Jason Wright

US Director of the International HIV/AIDS Alliance

Jason Taylor Wright has been US Director of the International HIV/AIDS Alliance since October 2011. The AIDS Alliance is a network of national, independent, locally governed and managed Linking Organizations working in 40 countries. He is based in Washington.

Mr. Wright most recently was Multilateral Team Leader in the Office of HIV/AIDS at the U.S. Agency for International Development (USAID) in Washington. He served as USAID Liaison to the Global Fund to Fight AIDS, Tuberculosis, and Malaria and the Joint United Nations Program on HIV/AIDS (UNAIDS) and was a member of the U.S. Government delegations to the Global Fund Board and UNAIDS Program Coordinating Board (PCB). His Multilateral Team managed the U.S. Government Global Fund technical assistance portfolio.


I was the USAID Liaison to the Global Fund for many years until late 2011. I was a Board delegation member, and my Multilateral Team managed U.S. Government technical assistance. As the U.S. Director of the International HIV/AIDS Alliance, I still work on the Global Fund through staffing Alliance Executive Director Alvaro Bermejo as Board Member and supporting Alliance Linking Organizations implementing Global Fund grants and Technical Support Hubs.

The Global Fund has undoubtedly needed to reform.  I will continue to assess progress based on how it reflects core principles from the Framework Document including:

  • National ownership

National ownership is more than government ownership.  Civil society has indispensable roles to play in national responses.  The Global Fund has recognized these roles through dual-track financing and CCM requirements.  The Alliance expressed concerns when the staffing changes instituted by General Manager Gabriel Jaramillo resulted in the loss of most staff working on civil society and CCMs.  The new Executive Director should bolster staff to maintain and build on hard-fought gains.

National ownership means that countries must understand their epidemiological contexts and the combination of interventions most appropriate to those contexts.

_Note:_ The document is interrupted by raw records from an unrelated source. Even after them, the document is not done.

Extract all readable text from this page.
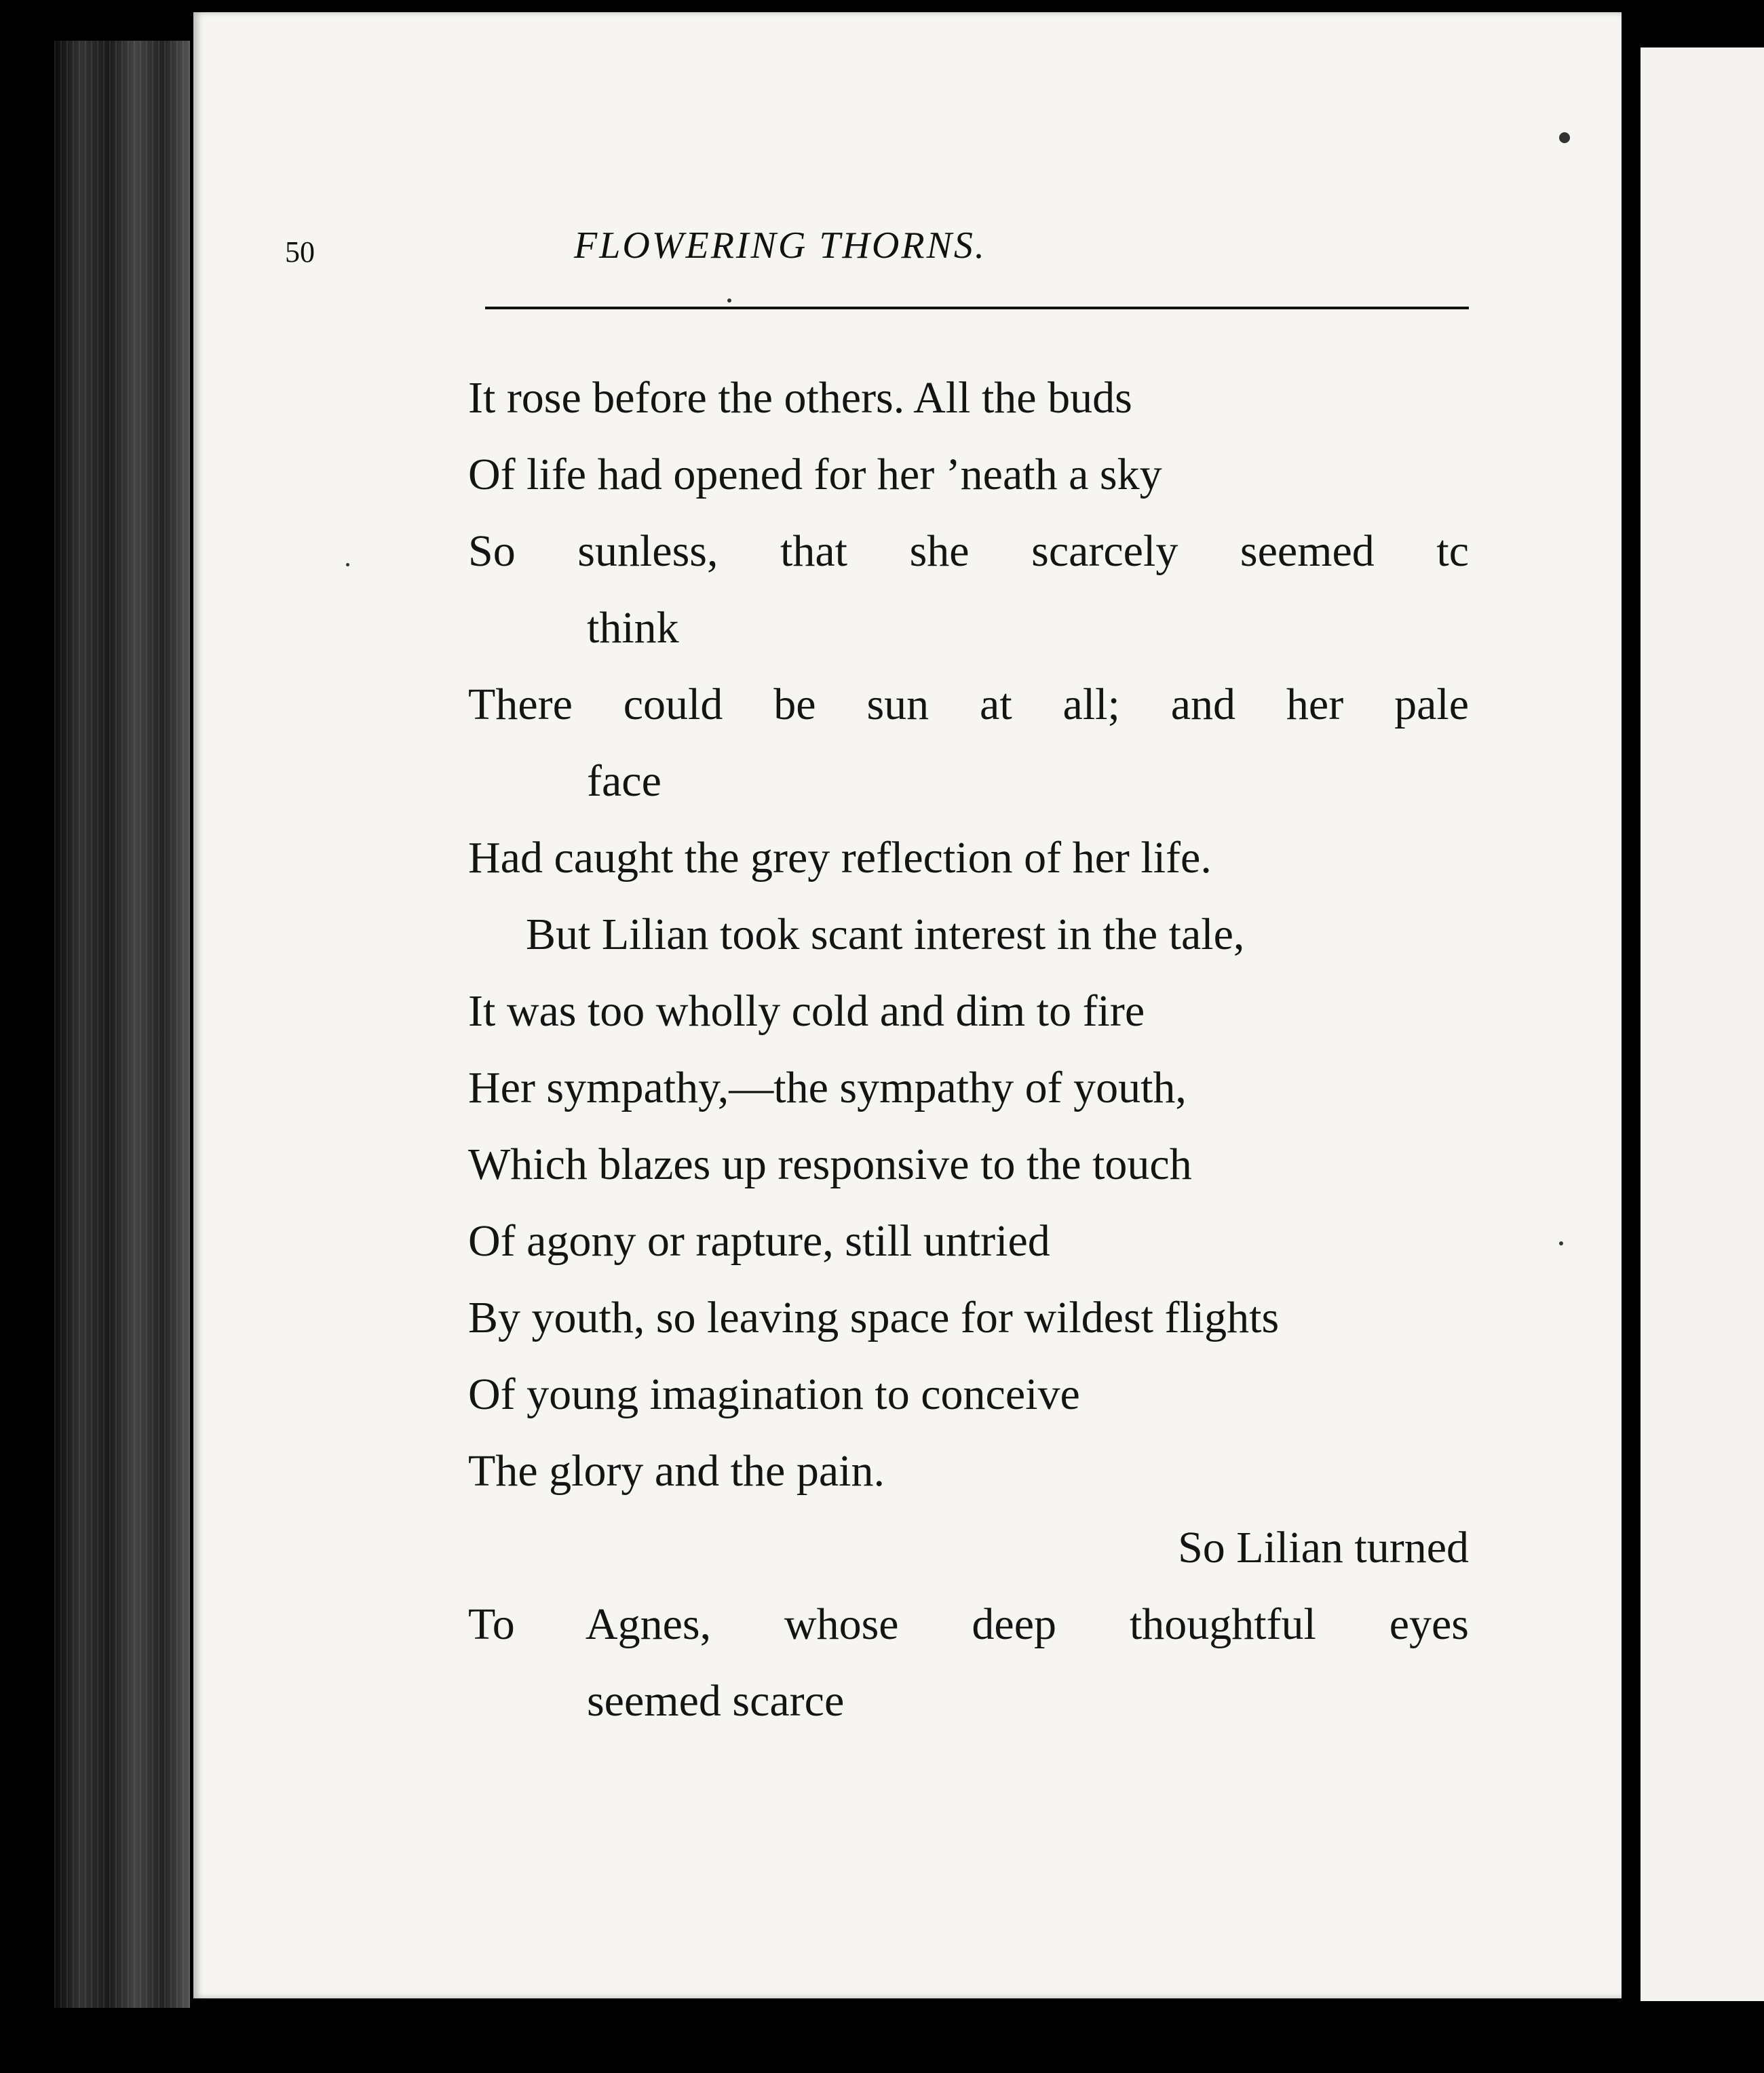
50	FLOWERING THORNS.
It rose before the others. All the buds
Of life had opened for her ’neath a sky
So sunless, that she scarcely seemed tc
think
There could be sun at all; and her pale
face
Had caught the grey reflection of her life.
But Lilian took scant interest in the tale,
It was too wholly cold and dim to fire
Her sympathy,—the sympathy of youth,
Which blazes up responsive to the touch
Of agony or rapture, still untried
By youth, so leaving space for wildest flights
Of young imagination to conceive
The glory and the pain.
So Lilian turned
To Agnes, whose deep thoughtful eyes
seemed scarce
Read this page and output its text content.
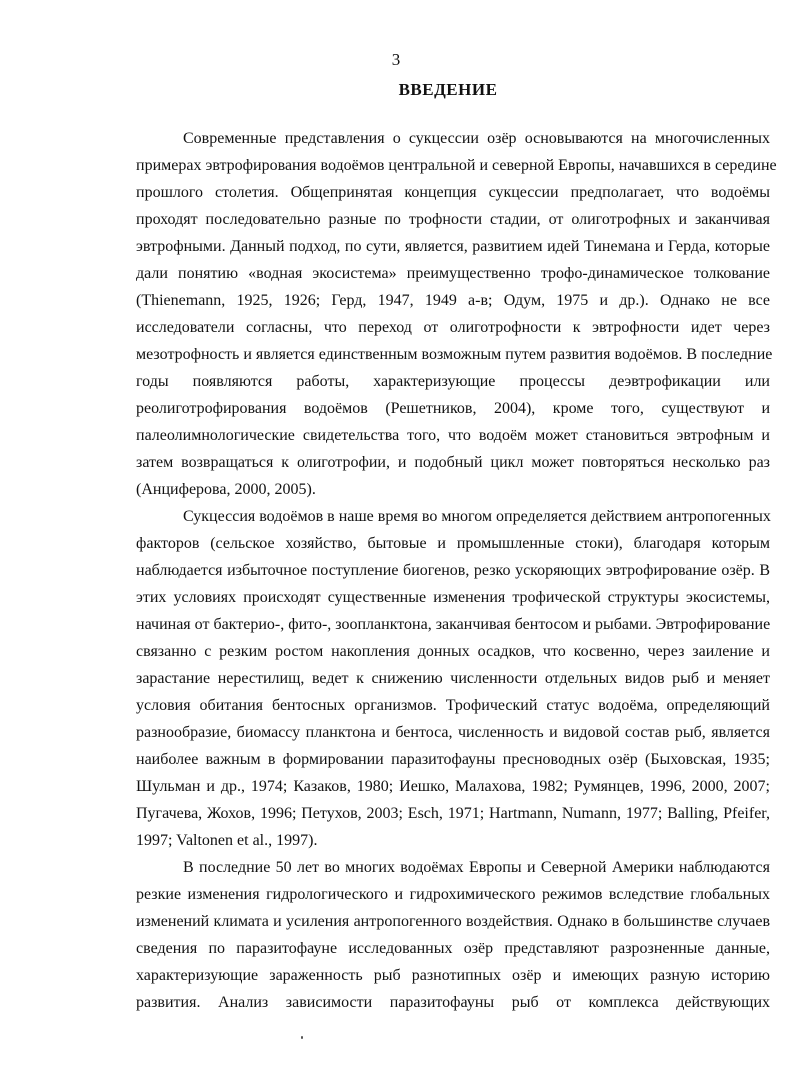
3
ВВЕДЕНИЕ
Современные представления о сукцессии озёр основываются на многочисленных
примерах эвтрофирования водоёмов центральной и северной Европы, начавшихся в середине
прошлого столетия. Общепринятая концепция сукцессии предполагает, что водоёмы
проходят последовательно разные по трофности стадии, от олиготрофных и заканчивая
эвтрофными. Данный подход, по сути, является, развитием идей Тинемана и Герда, которые
дали понятию «водная экосистема» преимущественно трофо-динамическое толкование
(Thienemann, 1925, 1926; Герд, 1947, 1949 а-в; Одум, 1975 и др.). Однако не все
исследователи согласны, что переход от олиготрофности к эвтрофности идет через
мезотрофность и является единственным возможным путем развития водоёмов. В последние
годы появляются работы, характеризующие процессы деэвтрофикации или
реолиготрофирования водоёмов (Решетников, 2004), кроме того, существуют и
палеолимнологические свидетельства того, что водоём может становиться эвтрофным и
затем возвращаться к олиготрофии, и подобный цикл может повторяться несколько раз
(Анциферова, 2000, 2005).
Сукцессия водоёмов в наше время во многом определяется действием антропогенных
факторов (сельское хозяйство, бытовые и промышленные стоки), благодаря которым
наблюдается избыточное поступление биогенов, резко ускоряющих эвтрофирование озёр. В
этих условиях происходят существенные изменения трофической структуры экосистемы,
начиная от бактерио-, фито-, зоопланктона, заканчивая бентосом и рыбами. Эвтрофирование
связанно с резким ростом накопления донных осадков, что косвенно, через заиление и
зарастание нерестилищ, ведет к снижению численности отдельных видов рыб и меняет
условия обитания бентосных организмов. Трофический статус водоёма, определяющий
разнообразие, биомассу планктона и бентоса, численность и видовой состав рыб, является
наиболее важным в формировании паразитофауны пресноводных озёр (Быховская, 1935;
Шульман и др., 1974; Казаков, 1980; Иешко, Малахова, 1982; Румянцев, 1996, 2000, 2007;
Пугачева, Жохов, 1996; Петухов, 2003; Esch, 1971; Hartmann, Numann, 1977; Balling, Pfeifer,
1997; Valtonen et al., 1997).
В последние 50 лет во многих водоёмах Европы и Северной Америки наблюдаются
резкие изменения гидрологического и гидрохимического режимов вследствие глобальных
изменений климата и усиления антропогенного воздействия. Однако в большинстве случаев
сведения по паразитофауне исследованных озёр представляют разрозненные данные,
характеризующие зараженность рыб разнотипных озёр и имеющих разную историю
развития. Анализ зависимости паразитофауны рыб от комплекса действующих
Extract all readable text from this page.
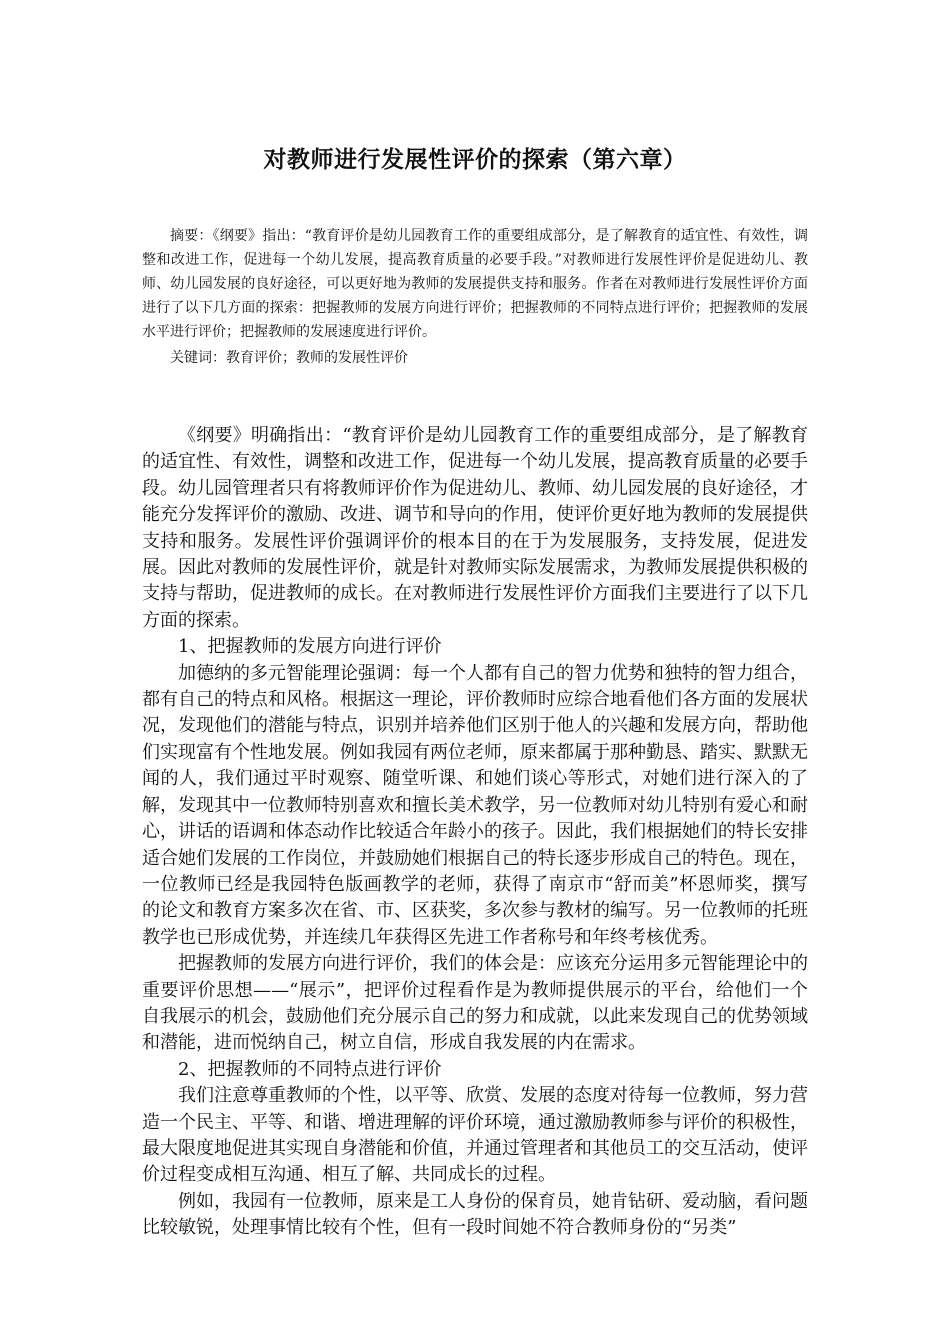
对教师进行发展性评价的探索（第六章）

摘要：《纲要》指出：“教育评价是幼儿园教育工作的重要组成部分，是了解教育的适宜性、有效性，调整和改进工作，促进每一个幼儿发展，提高教育质量的必要手段。”对教师进行发展性评价是促进幼儿、教师、幼儿园发展的良好途径，可以更好地为教师的发展提供支持和服务。作者在对教师进行发展性评价方面进行了以下几方面的探索：把握教师的发展方向进行评价；把握教师的不同特点进行评价；把握教师的发展水平进行评价；把握教师的发展速度进行评价。

关键词：教育评价；教师的发展性评价

《纲要》明确指出：“教育评价是幼儿园教育工作的重要组成部分，是了解教育的适宜性、有效性，调整和改进工作，促进每一个幼儿发展，提高教育质量的必要手段。幼儿园管理者只有将教师评价作为促进幼儿、教师、幼儿园发展的良好途径，才能充分发挥评价的激励、改进、调节和导向的作用，使评价更好地为教师的发展提供支持和服务。发展性评价强调评价的根本目的在于为发展服务，支持发展，促进发展。因此对教师的发展性评价，就是针对教师实际发展需求，为教师发展提供积极的支持与帮助，促进教师的成长。在对教师进行发展性评价方面我们主要进行了以下几方面的探索。

1、把握教师的发展方向进行评价

加德纳的多元智能理论强调：每一个人都有自己的智力优势和独特的智力组合，都有自己的特点和风格。根据这一理论，评价教师时应综合地看他们各方面的发展状况，发现他们的潜能与特点，识别并培养他们区别于他人的兴趣和发展方向，帮助他们实现富有个性地发展。例如我园有两位老师，原来都属于那种勤恳、踏实、默默无闻的人，我们通过平时观察、随堂听课、和她们谈心等形式，对她们进行深入的了解，发现其中一位教师特别喜欢和擅长美术教学，另一位教师对幼儿特别有爱心和耐心，讲话的语调和体态动作比较适合年龄小的孩子。因此，我们根据她们的特长安排适合她们发展的工作岗位，并鼓励她们根据自己的特长逐步形成自己的特色。现在，一位教师已经是我园特色版画教学的老师，获得了南京市“舒而美”杯恩师奖，撰写的论文和教育方案多次在省、市、区获奖，多次参与教材的编写。另一位教师的托班教学也已形成优势，并连续几年获得区先进工作者称号和年终考核优秀。

把握教师的发展方向进行评价，我们的体会是：应该充分运用多元智能理论中的重要评价思想——“展示”，把评价过程看作是为教师提供展示的平台，给他们一个自我展示的机会，鼓励他们充分展示自己的努力和成就，以此来发现自己的优势领域和潜能，进而悦纳自己，树立自信，形成自我发展的内在需求。

2、把握教师的不同特点进行评价

我们注意尊重教师的个性，以平等、欣赏、发展的态度对待每一位教师，努力营造一个民主、平等、和谐、增进理解的评价环境，通过激励教师参与评价的积极性，最大限度地促进其实现自身潜能和价值，并通过管理者和其他员工的交互活动，使评价过程变成相互沟通、相互了解、共同成长的过程。

例如，我园有一位教师，原来是工人身份的保育员，她肯钻研、爱动脑，看问题比较敏锐，处理事情比较有个性，但有一段时间她不符合教师身份的“另类”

They must not neglect the critical enablers, including community mobilization, outlined in the Investment Framework for HIV/AIDS. The Global Fund must incentivize countries to, to quote UNAIDS, know their epidemics and know their responses.

In September 2012, the Board approved the elements of a New Funding Model (NFM). The NFM, in particular its iterative process and country dialogue, is both an opportunity to maximize value for money and a challenge to maintain the vital involvement of civil society. The new Executive Director should make sure that the Global Fund seizes this opportunity and addresses this challenge.

  • Balance among regions, diseases, and interventions

The Board has long debated eligibility and prioritization criteria. The Board has made certain middle-income countries ineligible and has appropriately prioritized countries with the greatest need (highest disease burden) and the least ability to pay (lowest per capita income). As the Global Fund – as well as bilateral donors – focuses increasingly on low-income countries, they must recognize that the majority of people living with HIV are now in middle-income ones. We must maintain critical funding for MARPs and concentrated epidemics. The MARPs reserve in Round 10 is a good model for maintaining this critical funding. The new Executive Director should strive for the Global Fund to address people infected with and affected by all three diseases wherever they are.

  • Accountability

What has made the Global Fund most unique is its performance-based funding principle. While the Global Fund must work to maximize predictability and minimize transaction costs, it will lose its raison d’être if it does so at the expense of this principle. Donors have been willing to provide unprecedented resources to the Global Fund because they had confidence that these resources would do the most good for the most people. The new Executive Director would best reinforce that confidence through a focus on internal management as opposed to external relations.